Exactly 4,614 objects have been documented in the small space. There are bones from various animals that were part of their diet, such as deer, horses and bison. Some 600 pieces of flint, assegais (small wooden weapons tipped with deer antlers, possibly with stabilizing feathers on the back, which were thrown by hand or using a propeller), needles and a proto-harpoon have also appeared; There are also shells of marine mollusks and remains of fauna and instruments linked to subsistence (something like the remains of the kitchen), decorated bones, such as a spectacular perforated phalanx, of an aurochs (a type of bovid whose last reference dates back to the XVII) in which an engraved representation of one of them and also of a human face is exhibited: it is a unique piece in the European Paleolithic.
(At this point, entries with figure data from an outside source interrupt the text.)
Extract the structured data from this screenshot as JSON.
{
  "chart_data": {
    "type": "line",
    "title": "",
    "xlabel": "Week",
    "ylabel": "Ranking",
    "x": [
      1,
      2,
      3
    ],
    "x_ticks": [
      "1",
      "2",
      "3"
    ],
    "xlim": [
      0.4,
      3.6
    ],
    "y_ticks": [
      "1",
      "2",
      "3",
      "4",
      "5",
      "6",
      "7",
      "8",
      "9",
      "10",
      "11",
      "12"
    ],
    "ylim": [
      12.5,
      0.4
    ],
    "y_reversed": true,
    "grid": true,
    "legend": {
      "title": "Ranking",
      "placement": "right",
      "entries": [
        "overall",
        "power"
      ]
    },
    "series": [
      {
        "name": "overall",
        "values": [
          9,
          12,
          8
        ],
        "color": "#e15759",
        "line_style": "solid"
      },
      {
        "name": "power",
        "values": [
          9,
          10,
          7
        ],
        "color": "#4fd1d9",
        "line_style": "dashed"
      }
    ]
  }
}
The safe also appears: several pendants that the residents of the house wore as decorations.

The work attempted to apply criteria of minimal invasion or alteration of the archaeological site, with the realization of a true continuous gigaortoma of the soils, a high-resolution 3D cartography of the magnetic field, the molecular and genetic analysis of soils and Paleolithic objects, the determination of faunal remains from bone collagen mass spectrometry (ZooMS) or hyperspectral image analysis.

Within the project, it is planned to recreate an identical structure in the Rock Art Center that the Government of Cantabria has created in the town of Puente Viesgo, near La Garma.
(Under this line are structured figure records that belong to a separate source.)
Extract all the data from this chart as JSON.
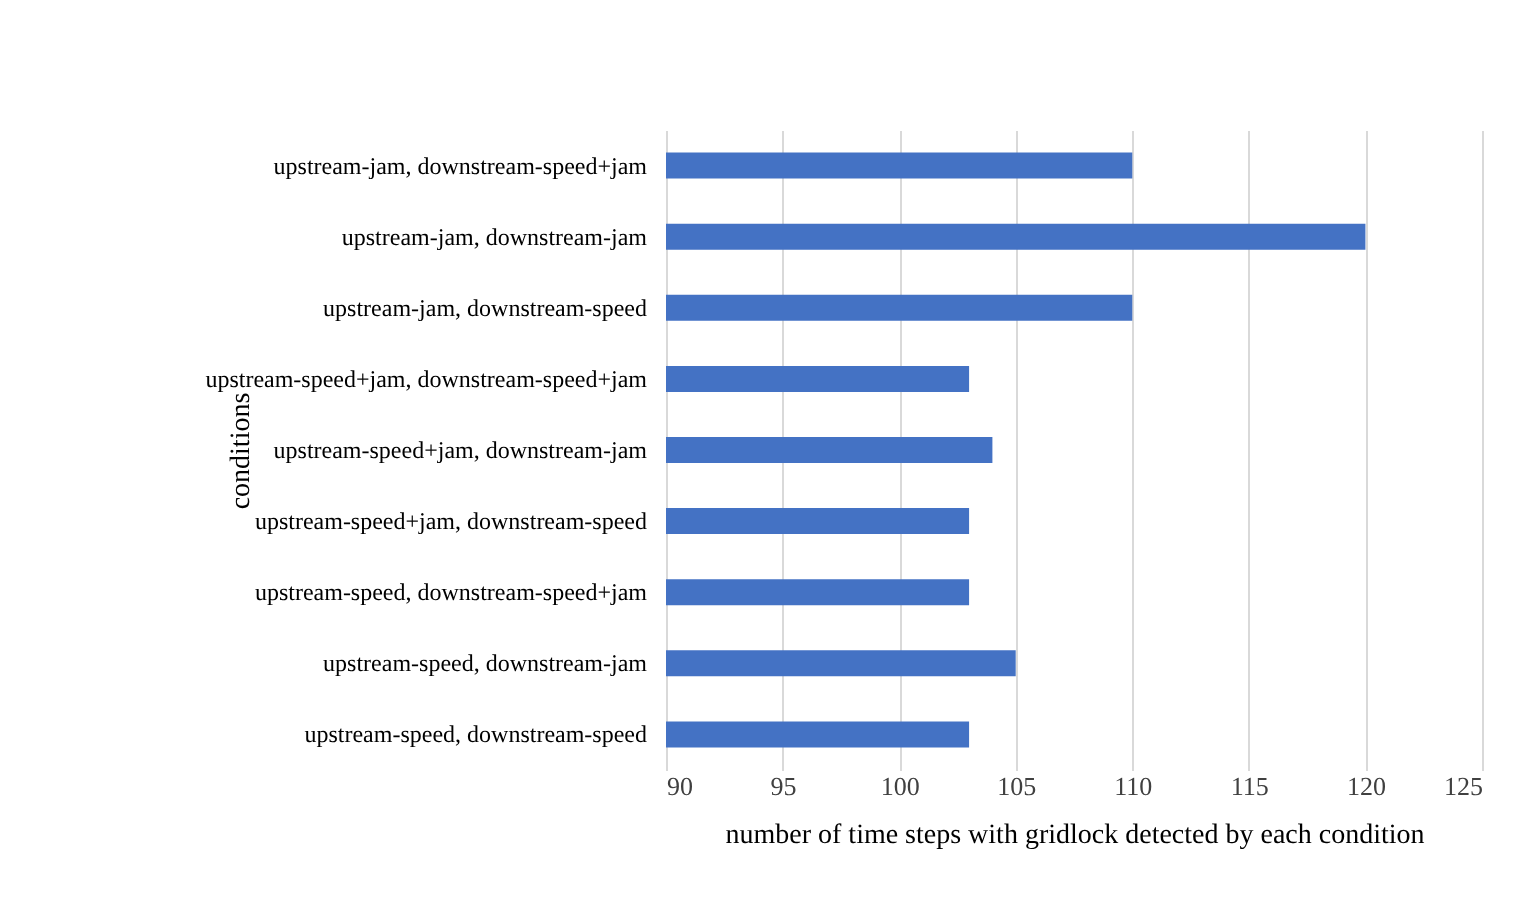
{
  "chart_data": {
    "type": "bar",
    "orientation": "horizontal",
    "xlabel": "number of time steps with gridlock detected by each condition",
    "ylabel": "conditions",
    "categories": [
      "upstream-jam, downstream-speed+jam",
      "upstream-jam, downstream-jam",
      "upstream-jam, downstream-speed",
      "upstream-speed+jam, downstream-speed+jam",
      "upstream-speed+jam, downstream-jam",
      "upstream-speed+jam, downstream-speed",
      "upstream-speed, downstream-speed+jam",
      "upstream-speed, downstream-jam",
      "upstream-speed, downstream-speed"
    ],
    "values": [
      110,
      120,
      110,
      103,
      104,
      103,
      103,
      105,
      103
    ],
    "color": "#4472c4",
    "xlim": [
      90,
      125
    ],
    "xticks": [
      90,
      95,
      100,
      105,
      110,
      115,
      120,
      125
    ],
    "grid": "x"
  }
}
This research has been carried out for two years, although La Garma has been known for decades and has been a UNESCO World Heritage Site since 1995.

The works presented today have been directed by the professor at the University of Cantabria Pablo Arias and the director of the Museum of Prehistory and Archeology of Cantabria (Mupac) Roberto Ontañón.

In addition to the house now analyzed, La Garma contains a fabulous set of Paleolithic rock art and one of the most complete stratigraphic sequences in Europe, with a chronology of life over the last 400,000 years. It houses sepulchral contexts from the Chalcolithic, the Bronze Age, the Visigoth period and a fort also from the Iron Age. Research at the site is funded by the Ministry of Science and Innovation, through the PrehMIND Project, a program on the development of symbolic thinking of Paleolithic populations that is directed by Professor Pablo Arias.

The IIIPC team that has carried out the current work is made up of archaeologists Rodrigo Portero Hernández and Carlos García-Noriega Villa, who have carried out all the work of cataloging and determining the remains inside the cabin, Jorge Vallejo, Patricia Fernández Sánchez and Alba Ruiz Cabanzón. There has also been the collaboration of researchers François Lévêque (from the University of La Rochelle), Alexandre Lucquin (University of York), Ron Pinhasi, José Miguel Tejero, Pere Gelabert and Katerina Douka (University of Vienna), Jaime Lira ( CNRS-University of Toulouse), Esteban Álvarez (University of Salamanca), Christopher Bronk Ramsey (University of Oxford), Débora Zurro and Juan José García-Granero (Higher Council for Scientific Research), from the technicians of the company Gim Geomatics Vicente Bayarri and Jesús Herrera and the MUPAC restaurateur Eva María Pereda.